Weekly/Monthly hard drive images are likely a good idea also.

:.:.:

Also stock pile old hardware for it. Trying keeping a few functional ATA hard drives on hand, spare PCI cards if you need them. In all honesty have 1 or 2 computers that can serve as drop in replacements on failure is likely a good idea.

We don't have extra parts, but the service team does and the machines themselves are getting hard to come by. I tried shopping for a computer with more than one PCI slot recently, and spent days just trying to figure out what is in computers from Lenovo, HP and DELL. That is not an important spec to list anymore.

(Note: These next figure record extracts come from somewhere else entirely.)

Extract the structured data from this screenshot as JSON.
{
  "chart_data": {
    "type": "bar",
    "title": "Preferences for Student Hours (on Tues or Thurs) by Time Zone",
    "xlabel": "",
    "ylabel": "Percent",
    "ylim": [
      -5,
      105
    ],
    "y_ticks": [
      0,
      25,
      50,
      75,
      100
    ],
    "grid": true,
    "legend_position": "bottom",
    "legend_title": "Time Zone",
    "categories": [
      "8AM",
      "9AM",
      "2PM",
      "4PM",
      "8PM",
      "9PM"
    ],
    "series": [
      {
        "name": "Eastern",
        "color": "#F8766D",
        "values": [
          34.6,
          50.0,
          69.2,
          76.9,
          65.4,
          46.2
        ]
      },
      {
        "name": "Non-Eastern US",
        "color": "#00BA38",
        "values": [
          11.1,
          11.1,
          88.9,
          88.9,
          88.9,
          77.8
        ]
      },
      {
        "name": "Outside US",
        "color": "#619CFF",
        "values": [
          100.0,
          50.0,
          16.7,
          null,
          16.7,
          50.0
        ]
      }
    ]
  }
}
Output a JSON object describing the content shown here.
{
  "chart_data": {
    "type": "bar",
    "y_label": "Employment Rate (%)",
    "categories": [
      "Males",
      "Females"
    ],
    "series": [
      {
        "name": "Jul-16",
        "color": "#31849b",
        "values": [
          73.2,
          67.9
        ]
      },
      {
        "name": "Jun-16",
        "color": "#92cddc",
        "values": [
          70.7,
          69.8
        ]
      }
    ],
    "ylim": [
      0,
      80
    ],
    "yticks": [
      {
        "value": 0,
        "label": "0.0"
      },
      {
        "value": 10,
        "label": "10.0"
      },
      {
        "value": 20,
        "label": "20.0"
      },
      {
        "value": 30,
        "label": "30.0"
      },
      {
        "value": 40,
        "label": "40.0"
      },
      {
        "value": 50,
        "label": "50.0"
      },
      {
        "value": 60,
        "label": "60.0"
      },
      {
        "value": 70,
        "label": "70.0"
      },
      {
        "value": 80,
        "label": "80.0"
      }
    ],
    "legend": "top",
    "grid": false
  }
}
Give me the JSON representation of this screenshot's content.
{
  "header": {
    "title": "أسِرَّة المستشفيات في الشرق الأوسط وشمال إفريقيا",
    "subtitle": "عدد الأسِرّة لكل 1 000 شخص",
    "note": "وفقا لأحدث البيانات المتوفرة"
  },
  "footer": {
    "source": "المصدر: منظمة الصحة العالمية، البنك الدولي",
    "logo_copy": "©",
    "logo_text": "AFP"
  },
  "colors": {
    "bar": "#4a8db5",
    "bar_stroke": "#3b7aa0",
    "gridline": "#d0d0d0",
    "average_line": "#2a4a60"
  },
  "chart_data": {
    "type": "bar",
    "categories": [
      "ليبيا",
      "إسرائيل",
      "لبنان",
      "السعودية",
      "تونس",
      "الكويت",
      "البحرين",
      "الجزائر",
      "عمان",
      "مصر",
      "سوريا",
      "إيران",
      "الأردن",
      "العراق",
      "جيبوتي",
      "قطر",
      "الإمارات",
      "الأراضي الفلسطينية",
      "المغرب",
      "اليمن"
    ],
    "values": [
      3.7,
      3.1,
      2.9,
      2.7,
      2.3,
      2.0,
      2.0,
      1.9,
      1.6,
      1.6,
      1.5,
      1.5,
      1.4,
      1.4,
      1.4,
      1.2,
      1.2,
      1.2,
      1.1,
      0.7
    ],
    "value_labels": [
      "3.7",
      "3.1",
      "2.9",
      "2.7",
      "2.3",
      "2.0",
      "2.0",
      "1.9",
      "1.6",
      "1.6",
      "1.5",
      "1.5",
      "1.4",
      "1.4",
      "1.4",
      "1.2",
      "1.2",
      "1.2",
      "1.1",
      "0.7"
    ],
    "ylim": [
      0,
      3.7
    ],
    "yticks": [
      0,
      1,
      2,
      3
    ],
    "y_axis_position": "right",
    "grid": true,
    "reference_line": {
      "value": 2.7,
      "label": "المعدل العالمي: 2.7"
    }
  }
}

I will do the math with my boss; a duplicate machine might be a good idea while they are still around.

A possible solution:

- Block all machines from accessing the web, let them access only the intranet;

- Install a lightweight VM with a browser on every machine and use this to access the Internet (for e.g. you could use a VM with a small Linux distro only for browsing the net).

The second solution is probably a good compromise. This will let you browse the Internet if necessary without compromising the physical machine security.

It should be possible that on the same physical machine to allow external network access for a VM and block the other apps from accessing the Internet. You can probably do it from the firewall or use a separate IP for the VM and block all IPs from your router except the IPs of the VMs.

The VM should be used only for browsing the internet.

keep them non networked, if you are really afraid of xp without support
I would recommend an air gap, disabling autorun, removing the CD hardware, and any hardware used to connect to the internet. You could also remove any other hardware and uninstall the drivers you don't need such as a webcam.